An optimization method based on genetic algorithm for heart rate variability analysis in the prediction of the onset of cardiac arrhythmia

Abstract

Heart rate variability (HRV) is one of the common biological markers for developing a diagnostic system of cardiovascular disease. HRV analysis is used to extract statistical, geometrical, spectral and non-linear features in such diagnostic system. The diagnostic accuracy can be maximized by applying a feature selection step that selects an optimal feature subset from the extracted features. However, there are shortcomings in using only the feature selection for optimizing a diagnostic system that is based on HRV analysis. One of the main limitations is that the parameters of HRV feature extraction algorithms are not optimized for maximal performance. In addition, the feature selection process does not consider the feature cost and misclassification error of the selected optimal feature subset. Therefore, this thesis proposes a multi-objective optimization method that is based on the non-dominated sorting genetic algorithm to overcome these shortcomings in a cardiac arrhythmia prediction system.
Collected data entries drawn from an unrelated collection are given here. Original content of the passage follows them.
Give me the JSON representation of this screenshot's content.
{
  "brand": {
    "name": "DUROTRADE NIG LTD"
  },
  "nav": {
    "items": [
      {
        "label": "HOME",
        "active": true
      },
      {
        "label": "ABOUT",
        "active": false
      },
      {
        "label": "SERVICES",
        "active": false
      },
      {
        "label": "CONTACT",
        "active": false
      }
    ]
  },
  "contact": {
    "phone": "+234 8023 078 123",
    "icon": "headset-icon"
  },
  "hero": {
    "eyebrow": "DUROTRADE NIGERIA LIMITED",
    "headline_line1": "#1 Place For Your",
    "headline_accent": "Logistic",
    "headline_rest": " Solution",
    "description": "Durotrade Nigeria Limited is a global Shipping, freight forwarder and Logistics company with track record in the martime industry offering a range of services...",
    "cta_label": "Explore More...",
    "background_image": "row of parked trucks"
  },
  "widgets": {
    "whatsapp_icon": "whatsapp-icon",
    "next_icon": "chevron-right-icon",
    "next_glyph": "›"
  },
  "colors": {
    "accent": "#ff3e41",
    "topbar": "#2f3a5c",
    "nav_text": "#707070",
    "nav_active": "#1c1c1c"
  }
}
It optimizes the HRV feature extraction parameters, selects the best feature subset, and tunes the classifier parameters simultaneously for maximum prediction performance. The proposed optimization algorithm is applied in two cardiac arrhythmia cases, namely the prediction of the onsets of paroxysmal atrial fibrillation (PAF) and ventricular tachyarrhythmia (VTA). In the proposed approach, trade-off between multiple optimization objectives that contradict to each other are also analyzed. The optimization objectives include the feature count, measurement cost, prediction sensitivity, specificity and accuracy rate. The following results prove the effectiveness of the proposed optimization algorithm in the two arrhythmia cases. Firstly, the PAF onset prediction achieves an accuracy rate of 89.6%, which significantly outperforms most of the previous works. This accuracy rate is achieved even with the HRV signal length being reduced from the typical 30 minutes to just 5 minutes (a reduction of 83%). In the case of VTA onset prediction, the accuracy rate of 78.15% is achieved with 5-minute signal length. This result outperforms previous works. Another significant result is the sensitivity rate improvement with the tradeoff of lower specificity and accuracy rate for both PAF and VTA onset predictions. For instance, the sensitivity rate of the VTA onset prediction system improved from 81.48% to 92.59% while the accuracy rate reduced from 78.15% to 72.59%.